Il Potenza rappresenta un denominatore comune significativo nelle carriere dei due tecnici, anche se con esperienze e tempi differenti.
Fabio Gallo approdò sulla panchina rossoblù nel febbraio 2021, subentrando a Ezio Capuano. In una situazione tutt’altro che semplice, il tecnico riuscì a dare compattezza e identità alla squadra, conducendola verso una salvezza diretta conquistata con una giornata d’anticipo. Un’esperienza che mise in mostra le sue qualità di organizzatore e che contribuì a costruire le basi per il prosieguo della sua carriera.
Ancora più profondo è invece il legame di Pietro De Giorgio con Potenza. Il tecnico della Juve Stabia ha vissuto in Basilicata una vera e propria storia calcistica: prima collaboratore e vice, poi protagonista in prima persona sulla panchina rossoblù. Proprio a Potenza è arrivato uno dei risultati più importanti della sua carriera, la storica conquista della Coppa Italia di Serie C, successo che ha rappresentato un biglietto da visita fondamentale per la successiva chiamata della Juve Stabia.
Sabato, dunque, il passato tornerà a bussare alla porta, ma in palio ci saranno punti pesantissimi per il presente.
De Giorgio proverà a riproporre una Juve Stabia dinamica, aggressiva e capace di mantenere equilibrio tra i reparti, cercando di valorizzare il lavoro degli uomini offensivi e la capacità di Leonardo Candellone di attaccare gli spazi e creare soluzioni.
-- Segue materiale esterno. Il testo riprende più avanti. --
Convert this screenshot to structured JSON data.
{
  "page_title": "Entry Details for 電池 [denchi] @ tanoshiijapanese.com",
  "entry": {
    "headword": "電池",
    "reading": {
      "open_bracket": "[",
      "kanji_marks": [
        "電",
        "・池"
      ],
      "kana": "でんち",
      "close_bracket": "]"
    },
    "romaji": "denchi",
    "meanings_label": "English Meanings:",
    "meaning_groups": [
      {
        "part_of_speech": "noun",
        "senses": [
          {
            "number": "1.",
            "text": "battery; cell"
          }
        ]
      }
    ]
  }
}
Dall’altra parte ci sarà un Fabio Gallo che ha costruito nel tempo squadre organizzate, compatte e difficili da affrontare. Il Vicenza arriverà a Castellammare con l’obiettivo di imporre la propria identità e di limitare gli spazi alle Vespe, trasformando la gara anche in una partita di duelli tattici.
Sarà, insomma, una sfida nella sfida. Due allenatori, un passato comune a Potenza e un presente da vivere su panchine importanti. Sabato il campo dirà chi, tra De Giorgio e Gallo, riuscirà a leggere meglio la partita e soprattutto a portare dalla propria parte l’intera posta in palio.